欧州委のユンケル委員長は、一般教書演説の前半で、貿易やデータ、産業分野に関する今後の取り組みを明らかにし(2017年10月13日記事参照)、後半では「個人的な見解」として、将来のEUについての考えを示した。

欧州委は3月に、EUの在り方について5つのシナリオを示した「欧州の未来に関する白書」を発表、市民との対話イベントなどを通じて議論を深めてきた(2017年3月6日記事3月23日記事参照)。しかしユンケル委員長は、白書で提案された「複数のスピードのEU統合」(有志の加盟国による統合に向けた取り組みの加速)を含む5つのシナリオとは異なる「6番目のシナリオ」として、「『自由』・『平等』・『法の支配』の価値観に基づく、より『団結』した、『強い』『民主的な』共同体の実現」を提案した。

EUの基礎となる価値観について同委員長は、中・東欧の一部加盟国での自由を制限する動きに対する懸念と、EU司法裁判所の判断順守の重要性を強調。加えて、域内の東西の経済・社会格差を指摘し、同一の場所における同一労働同一賃金の実現の観点から、審議中の「域内越境派遣労働者」に関する提案(2016年5月30日記事参照)と「共通労働監督機関」の創設に言及した。

近い将来のトルコのEU加盟はあり得ず

ユンケル委員長は、域内の団結の強化に向けて、ルーマニアとブルガリアのシェンゲン協定加盟受け入れに言及。クロアチアについても、条件が満たされ次第、受け入れるべきとの考えを表明した。また、ユーロ導入の適用除外を受ける英国とデンマーク以外で加盟国におけるユーロ導入や、銀行同盟の促進が必要とした。

さらに、域内における「ソーシャルダンピング」(注)を防止するために社会政策の協調を進め、最終的には、社会的公正さに関する共通理解に基づく「欧州社会基準同盟」を目指すべきだと述べた。一方、域外の第三国については、任期中の新規加盟国はないとした上で、新規加盟国は法の支配と正義、基本的人権を最優先すべきだとし、近い将来のトルコのEU加盟を事実上否定した。
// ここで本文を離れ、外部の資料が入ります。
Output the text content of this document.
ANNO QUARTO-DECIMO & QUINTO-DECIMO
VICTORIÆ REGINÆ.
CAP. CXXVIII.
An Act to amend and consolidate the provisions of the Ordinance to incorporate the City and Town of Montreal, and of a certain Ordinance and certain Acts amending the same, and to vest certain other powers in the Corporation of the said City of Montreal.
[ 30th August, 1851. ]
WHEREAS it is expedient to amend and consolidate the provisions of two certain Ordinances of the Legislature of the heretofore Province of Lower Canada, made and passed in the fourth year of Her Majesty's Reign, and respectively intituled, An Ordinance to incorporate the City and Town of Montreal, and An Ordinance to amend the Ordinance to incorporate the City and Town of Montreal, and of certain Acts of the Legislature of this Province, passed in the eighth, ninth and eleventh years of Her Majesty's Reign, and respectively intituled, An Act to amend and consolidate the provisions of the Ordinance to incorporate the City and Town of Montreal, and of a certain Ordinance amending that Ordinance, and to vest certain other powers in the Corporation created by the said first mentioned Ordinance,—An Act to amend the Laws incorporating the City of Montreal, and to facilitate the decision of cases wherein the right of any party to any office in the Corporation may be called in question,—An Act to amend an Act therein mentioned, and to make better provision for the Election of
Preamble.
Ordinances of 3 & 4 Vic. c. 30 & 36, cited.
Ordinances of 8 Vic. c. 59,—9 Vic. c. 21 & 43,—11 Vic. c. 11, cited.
また、より強いEUを実現するため、全会一致で行われてきた税制関連の決定も含めて、EU理事会の意思決定を特定多数決方式で行うことを提案した。経済通貨同盟の強化については、現在の欧州安定化メカニズム(ESM)を「欧州通貨基金」へと段階的に改組して強化するとともに、金融・経済担当欧州委員を、ユーロ・グループ(非公式ユーロ圏財務相会合)議長を兼務する「欧州経済・財務相」とし、加盟国の構造改革支援や経済危機におけるEUの金融措置の責任者とすべきだと強調した。なお、一部で議論されているユーロ圏独自の予算・議会の創設は不要との立場を示し、加えて、テロ関連情報を共有する「欧州情報機関」の創設や、外交政策に関する意思決定の迅速化、2025年までの「欧州防衛同盟」の実現を呼び掛けた。

EUの将来を議論する首脳会議の開催を提案

このほかユンケル委員長は、より民主的なEUに向けて、欧州議会の政党など資金供給に関するルールや欧州委員の新たな行動規範を提案した。加えて、欧州委の委員長を欧州議会の会派が擁立する候補から選出する「筆頭候補者制度」の継続を支持するとともに、将来的には欧州委の委員長と欧州理事会(EU首脳会議)常任議長を統合することも考え得ると述べた。

ユンケル委員長は演説を行った9月13日に、将来のEUの実現に向けた検討プロセスを示したロードマップPDFファイル(外部サイトへ、新しいウィンドウで開きます)を、欧州議会アントニオ・タヤーニ議長と欧州理事会ドナルド・トゥスク常任議長、および2019年上半期まで持ち回りでEU閣僚理事会の議長国を務める加盟国に送付。英国のEU離脱翌日の2019年3月30日にルーマニアで首脳会議を開催し、「より団結した、強い、民主的な欧州の実現」に向けた議論を行うことを提案した。

(注)低賃金の労働者を給与水準の高い加盟国に送り込み、現地水準よりも低価格でサービス提供することによる、受け入れ国の労働条件の低下のこと。